Cross-resistance to elvitegravir and dolutegravir in 502 patients failing on raltegravir: a French national study of raltegravir-experienced HIV-1-infected patients.
Fiche publication
Date publication
janvier 2015
Auteurs
Membres identifiés du Cancéropôle Est :
Dr JEULIN Hélène
Tous les auteurs :
Fourati S, Charpentier C, Amiel C, Morand-Joubert L, Reigadas S, Trabaud M, Delaugerre C, Nicot F, Rodallec A, Maillard A, Mirand A, Jeulin H, Montes B, Barin F, Bettinger D, Le Guillou-Guillemette H, Vallet S, Signori-Schmuck A, Descamps D, Calvez V, Flandre P, Marcelin A
Lien Pubmed
Résumé
OBJECTIVES: The objectives of this study were to determine the prevalence and patterns of resistance to integrase strand transfer inhibitors (INSTIs) in patients experiencing virological failure on raltegravir-based ART and the impact on susceptibility to INSTIs (raltegravir, elvitegravir and dolutegravir). PATIENTS AND METHODS: Data were collected from 502 treatment-experienced patients failing a raltegravir-containing regimen in a multicentre study. Reverse transcriptase, protease and integrase were sequenced at failure for each patient. INSTI resistance-associated mutations investigated were those included in the last ANRS genotypic algorithm (v23).
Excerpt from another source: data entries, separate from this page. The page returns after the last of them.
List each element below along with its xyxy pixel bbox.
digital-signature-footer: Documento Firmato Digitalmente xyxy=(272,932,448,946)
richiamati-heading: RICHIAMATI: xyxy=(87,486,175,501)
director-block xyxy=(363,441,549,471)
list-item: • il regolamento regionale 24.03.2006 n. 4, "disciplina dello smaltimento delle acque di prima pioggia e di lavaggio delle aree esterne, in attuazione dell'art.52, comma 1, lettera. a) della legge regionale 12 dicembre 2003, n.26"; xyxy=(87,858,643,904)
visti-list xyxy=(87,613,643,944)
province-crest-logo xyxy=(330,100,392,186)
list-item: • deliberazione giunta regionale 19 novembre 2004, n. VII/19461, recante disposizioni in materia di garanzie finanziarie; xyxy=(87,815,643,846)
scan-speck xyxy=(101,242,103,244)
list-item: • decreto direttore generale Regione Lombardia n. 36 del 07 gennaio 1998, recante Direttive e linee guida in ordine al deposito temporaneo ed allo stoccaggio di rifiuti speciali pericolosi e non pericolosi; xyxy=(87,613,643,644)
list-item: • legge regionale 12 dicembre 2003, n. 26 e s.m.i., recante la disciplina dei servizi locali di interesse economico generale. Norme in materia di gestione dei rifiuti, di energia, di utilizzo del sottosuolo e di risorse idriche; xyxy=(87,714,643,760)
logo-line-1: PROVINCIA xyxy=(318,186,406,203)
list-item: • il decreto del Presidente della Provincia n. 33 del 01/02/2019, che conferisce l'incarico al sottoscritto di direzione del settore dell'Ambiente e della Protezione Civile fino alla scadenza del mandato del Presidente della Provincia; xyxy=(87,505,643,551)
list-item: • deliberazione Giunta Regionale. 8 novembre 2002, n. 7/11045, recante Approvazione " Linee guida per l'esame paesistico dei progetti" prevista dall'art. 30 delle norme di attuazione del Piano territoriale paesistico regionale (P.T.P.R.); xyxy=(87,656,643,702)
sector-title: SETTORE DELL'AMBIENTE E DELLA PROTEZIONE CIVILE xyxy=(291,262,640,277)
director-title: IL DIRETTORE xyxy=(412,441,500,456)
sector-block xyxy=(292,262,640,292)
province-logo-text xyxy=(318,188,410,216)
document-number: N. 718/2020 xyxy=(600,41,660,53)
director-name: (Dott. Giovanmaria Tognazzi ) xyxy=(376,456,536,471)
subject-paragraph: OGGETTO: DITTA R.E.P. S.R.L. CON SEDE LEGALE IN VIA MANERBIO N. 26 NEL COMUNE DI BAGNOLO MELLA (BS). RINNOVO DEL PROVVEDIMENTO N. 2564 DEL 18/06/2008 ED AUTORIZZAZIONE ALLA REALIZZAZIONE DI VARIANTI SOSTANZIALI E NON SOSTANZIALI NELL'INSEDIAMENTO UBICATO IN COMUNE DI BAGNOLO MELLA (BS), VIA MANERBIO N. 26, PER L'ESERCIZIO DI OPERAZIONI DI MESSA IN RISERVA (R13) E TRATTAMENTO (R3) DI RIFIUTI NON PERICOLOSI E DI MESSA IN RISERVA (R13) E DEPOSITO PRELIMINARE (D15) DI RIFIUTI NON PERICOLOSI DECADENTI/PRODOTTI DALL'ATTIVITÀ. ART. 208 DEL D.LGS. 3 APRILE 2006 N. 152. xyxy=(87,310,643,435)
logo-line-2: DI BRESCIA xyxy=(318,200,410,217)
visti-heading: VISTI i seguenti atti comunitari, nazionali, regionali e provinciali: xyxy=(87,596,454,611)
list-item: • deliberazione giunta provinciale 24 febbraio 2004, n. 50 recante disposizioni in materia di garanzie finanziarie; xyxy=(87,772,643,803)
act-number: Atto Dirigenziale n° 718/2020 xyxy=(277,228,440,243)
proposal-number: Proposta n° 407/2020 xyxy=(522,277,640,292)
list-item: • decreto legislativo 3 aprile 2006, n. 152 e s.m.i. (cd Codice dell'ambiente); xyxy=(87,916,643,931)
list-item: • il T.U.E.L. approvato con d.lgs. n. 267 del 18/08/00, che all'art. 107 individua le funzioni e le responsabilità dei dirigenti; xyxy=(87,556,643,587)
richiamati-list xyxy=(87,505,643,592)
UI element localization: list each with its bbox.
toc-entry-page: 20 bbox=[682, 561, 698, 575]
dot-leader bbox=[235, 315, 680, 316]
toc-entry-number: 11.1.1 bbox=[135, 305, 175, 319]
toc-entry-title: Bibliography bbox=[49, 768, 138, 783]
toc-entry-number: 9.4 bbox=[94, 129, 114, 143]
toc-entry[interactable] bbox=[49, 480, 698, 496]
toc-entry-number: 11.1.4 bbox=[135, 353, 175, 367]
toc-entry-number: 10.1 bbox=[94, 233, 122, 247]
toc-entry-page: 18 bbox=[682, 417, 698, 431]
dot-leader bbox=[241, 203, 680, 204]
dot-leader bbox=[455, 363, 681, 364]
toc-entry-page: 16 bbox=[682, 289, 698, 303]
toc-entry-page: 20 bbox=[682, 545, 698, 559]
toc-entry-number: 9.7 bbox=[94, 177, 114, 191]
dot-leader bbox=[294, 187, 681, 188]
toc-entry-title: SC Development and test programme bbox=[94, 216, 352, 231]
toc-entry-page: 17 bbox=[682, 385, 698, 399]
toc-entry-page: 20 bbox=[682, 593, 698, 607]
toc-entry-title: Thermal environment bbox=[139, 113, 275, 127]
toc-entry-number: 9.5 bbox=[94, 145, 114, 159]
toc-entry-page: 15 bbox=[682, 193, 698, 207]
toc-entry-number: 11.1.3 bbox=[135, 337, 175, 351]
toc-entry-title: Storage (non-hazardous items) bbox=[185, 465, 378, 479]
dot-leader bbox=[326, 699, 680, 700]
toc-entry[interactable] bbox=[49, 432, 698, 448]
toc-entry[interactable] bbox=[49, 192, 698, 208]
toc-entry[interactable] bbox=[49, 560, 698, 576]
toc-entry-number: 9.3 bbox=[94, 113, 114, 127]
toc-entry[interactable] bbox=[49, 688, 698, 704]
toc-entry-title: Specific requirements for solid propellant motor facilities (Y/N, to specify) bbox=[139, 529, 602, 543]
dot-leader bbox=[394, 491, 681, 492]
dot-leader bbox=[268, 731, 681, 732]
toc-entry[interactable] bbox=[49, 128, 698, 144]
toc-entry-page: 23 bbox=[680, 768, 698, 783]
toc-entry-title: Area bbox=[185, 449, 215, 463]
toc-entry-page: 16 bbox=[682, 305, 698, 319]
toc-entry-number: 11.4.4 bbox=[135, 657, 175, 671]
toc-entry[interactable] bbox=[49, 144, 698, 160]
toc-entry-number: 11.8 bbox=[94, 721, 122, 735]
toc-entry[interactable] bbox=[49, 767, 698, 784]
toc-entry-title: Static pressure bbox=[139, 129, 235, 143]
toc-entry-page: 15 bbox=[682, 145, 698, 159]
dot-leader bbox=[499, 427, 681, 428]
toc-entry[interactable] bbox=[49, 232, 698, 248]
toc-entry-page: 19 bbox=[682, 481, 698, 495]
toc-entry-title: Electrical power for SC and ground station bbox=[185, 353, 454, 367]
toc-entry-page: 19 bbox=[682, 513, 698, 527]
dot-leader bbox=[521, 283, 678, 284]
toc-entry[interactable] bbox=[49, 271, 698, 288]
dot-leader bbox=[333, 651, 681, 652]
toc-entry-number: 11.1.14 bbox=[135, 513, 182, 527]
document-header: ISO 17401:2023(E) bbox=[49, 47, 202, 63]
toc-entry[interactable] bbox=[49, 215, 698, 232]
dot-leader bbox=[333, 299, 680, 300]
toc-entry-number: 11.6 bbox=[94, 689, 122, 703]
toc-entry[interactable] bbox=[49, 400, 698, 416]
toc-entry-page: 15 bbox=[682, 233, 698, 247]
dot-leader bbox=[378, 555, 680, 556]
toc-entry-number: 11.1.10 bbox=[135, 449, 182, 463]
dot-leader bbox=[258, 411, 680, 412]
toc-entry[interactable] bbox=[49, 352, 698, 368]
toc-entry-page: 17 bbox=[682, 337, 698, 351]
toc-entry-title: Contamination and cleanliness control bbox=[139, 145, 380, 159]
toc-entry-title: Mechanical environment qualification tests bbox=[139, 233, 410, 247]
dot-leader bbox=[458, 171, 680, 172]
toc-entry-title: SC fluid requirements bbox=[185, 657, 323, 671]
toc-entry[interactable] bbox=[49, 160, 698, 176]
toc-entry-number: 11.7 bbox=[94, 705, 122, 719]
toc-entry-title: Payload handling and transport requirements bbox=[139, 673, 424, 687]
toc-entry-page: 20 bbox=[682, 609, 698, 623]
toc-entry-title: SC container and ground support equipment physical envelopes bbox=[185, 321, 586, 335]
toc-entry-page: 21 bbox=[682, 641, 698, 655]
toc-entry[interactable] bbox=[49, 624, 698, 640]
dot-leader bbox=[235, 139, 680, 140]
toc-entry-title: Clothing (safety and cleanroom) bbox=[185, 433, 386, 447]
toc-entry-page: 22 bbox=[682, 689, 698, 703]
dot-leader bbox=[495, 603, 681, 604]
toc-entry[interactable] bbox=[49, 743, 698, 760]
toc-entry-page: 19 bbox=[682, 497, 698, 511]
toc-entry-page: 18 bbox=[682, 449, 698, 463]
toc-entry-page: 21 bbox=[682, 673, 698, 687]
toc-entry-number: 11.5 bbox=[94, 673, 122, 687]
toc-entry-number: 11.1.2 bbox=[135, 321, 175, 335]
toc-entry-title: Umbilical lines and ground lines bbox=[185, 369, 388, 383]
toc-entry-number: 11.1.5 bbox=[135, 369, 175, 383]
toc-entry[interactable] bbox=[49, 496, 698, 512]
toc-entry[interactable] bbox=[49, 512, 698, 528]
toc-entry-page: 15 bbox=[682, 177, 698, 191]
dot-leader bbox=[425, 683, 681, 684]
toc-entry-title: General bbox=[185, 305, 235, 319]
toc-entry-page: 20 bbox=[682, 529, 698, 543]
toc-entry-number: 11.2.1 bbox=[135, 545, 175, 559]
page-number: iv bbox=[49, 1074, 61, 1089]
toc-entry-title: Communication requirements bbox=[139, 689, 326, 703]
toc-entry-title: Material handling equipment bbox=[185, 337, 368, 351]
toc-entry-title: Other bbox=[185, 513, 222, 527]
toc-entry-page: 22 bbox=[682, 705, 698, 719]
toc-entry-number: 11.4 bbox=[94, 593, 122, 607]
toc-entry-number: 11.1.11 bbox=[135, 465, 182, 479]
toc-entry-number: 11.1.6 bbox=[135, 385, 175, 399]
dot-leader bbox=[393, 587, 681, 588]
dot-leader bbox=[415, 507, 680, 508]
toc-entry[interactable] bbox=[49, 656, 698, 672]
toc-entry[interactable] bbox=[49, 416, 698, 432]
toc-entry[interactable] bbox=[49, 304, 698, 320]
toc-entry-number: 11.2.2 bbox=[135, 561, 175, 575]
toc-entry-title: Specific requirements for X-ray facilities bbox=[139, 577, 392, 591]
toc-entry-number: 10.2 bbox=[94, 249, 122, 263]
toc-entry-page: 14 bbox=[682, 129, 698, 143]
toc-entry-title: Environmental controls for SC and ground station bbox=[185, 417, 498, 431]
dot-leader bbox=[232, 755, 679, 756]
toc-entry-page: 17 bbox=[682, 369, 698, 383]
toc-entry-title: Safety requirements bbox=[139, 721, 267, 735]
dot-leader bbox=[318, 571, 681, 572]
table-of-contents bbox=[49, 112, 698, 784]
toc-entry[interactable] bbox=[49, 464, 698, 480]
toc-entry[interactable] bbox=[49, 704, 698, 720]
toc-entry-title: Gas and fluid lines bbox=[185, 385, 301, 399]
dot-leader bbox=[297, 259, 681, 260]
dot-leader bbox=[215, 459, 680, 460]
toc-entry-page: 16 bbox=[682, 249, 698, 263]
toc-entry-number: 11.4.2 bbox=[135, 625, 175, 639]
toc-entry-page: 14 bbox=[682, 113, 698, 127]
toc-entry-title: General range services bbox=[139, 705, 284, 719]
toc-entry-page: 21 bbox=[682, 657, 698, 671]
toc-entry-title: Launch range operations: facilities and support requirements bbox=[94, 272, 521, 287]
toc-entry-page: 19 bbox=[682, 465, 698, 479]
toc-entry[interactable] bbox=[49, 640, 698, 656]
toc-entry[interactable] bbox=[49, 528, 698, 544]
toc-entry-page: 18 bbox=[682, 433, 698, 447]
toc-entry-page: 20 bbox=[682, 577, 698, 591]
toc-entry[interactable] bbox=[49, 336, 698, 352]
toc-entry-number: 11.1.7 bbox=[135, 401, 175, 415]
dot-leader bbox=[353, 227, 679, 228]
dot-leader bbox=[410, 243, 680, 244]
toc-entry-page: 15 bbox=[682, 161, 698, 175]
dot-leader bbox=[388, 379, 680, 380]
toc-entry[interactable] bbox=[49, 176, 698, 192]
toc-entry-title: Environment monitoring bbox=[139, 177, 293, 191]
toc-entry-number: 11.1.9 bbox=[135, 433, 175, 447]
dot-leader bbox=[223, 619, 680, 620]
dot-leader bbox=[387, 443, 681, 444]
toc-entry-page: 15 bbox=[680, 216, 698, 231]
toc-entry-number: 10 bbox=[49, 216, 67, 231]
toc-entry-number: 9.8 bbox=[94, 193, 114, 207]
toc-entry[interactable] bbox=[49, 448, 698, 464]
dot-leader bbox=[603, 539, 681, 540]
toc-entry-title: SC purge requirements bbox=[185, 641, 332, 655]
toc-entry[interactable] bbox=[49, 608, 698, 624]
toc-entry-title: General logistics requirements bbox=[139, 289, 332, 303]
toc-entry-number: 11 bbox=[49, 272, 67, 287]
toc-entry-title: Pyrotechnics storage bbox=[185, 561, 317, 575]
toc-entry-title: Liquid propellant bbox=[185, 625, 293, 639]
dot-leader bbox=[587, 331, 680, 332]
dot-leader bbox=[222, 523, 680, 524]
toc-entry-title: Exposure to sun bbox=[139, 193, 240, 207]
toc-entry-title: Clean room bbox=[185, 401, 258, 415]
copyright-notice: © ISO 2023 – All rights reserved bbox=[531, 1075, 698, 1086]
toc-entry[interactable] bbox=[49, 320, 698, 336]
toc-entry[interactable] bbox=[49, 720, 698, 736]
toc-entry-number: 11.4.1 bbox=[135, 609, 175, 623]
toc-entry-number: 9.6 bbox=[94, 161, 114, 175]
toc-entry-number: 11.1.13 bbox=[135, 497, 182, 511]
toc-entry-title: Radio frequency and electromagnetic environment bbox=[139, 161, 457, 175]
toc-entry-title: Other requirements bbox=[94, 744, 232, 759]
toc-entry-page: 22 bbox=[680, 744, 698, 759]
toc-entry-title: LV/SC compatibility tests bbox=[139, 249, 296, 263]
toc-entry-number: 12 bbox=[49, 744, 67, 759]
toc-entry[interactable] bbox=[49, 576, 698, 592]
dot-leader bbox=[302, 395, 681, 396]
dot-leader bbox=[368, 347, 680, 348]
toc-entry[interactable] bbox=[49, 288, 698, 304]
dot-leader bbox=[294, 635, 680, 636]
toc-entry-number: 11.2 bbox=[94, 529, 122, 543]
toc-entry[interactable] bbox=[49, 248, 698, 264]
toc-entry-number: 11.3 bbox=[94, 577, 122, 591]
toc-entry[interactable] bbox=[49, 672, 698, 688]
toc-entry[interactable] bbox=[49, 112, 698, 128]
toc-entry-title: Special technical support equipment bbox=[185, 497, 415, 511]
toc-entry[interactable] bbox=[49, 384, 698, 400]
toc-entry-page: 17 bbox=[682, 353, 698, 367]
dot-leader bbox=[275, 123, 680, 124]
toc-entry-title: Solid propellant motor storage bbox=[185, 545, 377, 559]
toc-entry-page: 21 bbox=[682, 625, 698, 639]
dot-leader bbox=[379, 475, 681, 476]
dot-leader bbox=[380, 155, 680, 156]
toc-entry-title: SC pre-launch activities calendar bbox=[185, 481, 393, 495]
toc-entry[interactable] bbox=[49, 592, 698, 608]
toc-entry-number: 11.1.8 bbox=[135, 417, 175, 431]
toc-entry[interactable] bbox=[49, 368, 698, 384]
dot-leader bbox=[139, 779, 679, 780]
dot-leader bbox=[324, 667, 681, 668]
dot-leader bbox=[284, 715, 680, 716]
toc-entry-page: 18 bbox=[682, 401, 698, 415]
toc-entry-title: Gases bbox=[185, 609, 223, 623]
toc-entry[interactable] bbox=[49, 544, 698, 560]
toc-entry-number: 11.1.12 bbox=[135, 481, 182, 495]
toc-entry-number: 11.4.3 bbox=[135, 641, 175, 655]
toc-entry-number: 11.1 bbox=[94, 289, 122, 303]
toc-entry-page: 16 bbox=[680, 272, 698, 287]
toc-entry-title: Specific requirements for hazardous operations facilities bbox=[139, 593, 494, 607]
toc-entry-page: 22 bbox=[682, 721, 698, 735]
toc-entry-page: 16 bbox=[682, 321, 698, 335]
RESULTS: Among the 502 patients, at failure, median baseline HIV-1 RNA (viral load) was 2.9 log10 copies/mL. Patients had been previously exposed to a median of five NRTIs, one NNRTI and three PIs. Seventy-one percent harboured HIV-1 subtype B and the most frequent non-B subtype was CRF02_AG (13.3%). The most frequent mutations observed were N155H/S (19.1%), Q148G/H/K/R (15.4%) and Y143C/G/H/R/S (6.7%). At failure, viruses were considered as fully susceptible to all INSTIs in 61.0% of cases, whilst 38.6% were considered as resistant to raltegravir, 34.9% to elvitegravir and 13.9% to dolutegravir. In the case of resistance to raltegravir, viruses were considered as susceptible to elvitegravir in 11% and to dolutegravir in 64% of cases. High HIV-1 viral load at failure (P < 0.001) and low genotypic sensitivity score of the associated treatment with raltegravir (P < 0.001) were associated with the presence of raltegravir-associated mutations at failure. Q148 mutations were selected more frequently in B subtypes versus non-B subtypes (P = 0.004). CONCLUSIONS: This study shows that a high proportion of viruses remain susceptible to dolutegravir in the case of failure on a raltegravir-containing regimen.
Référence
J Antimicrob Chemother. 2015 Jan 3. pii: dku535.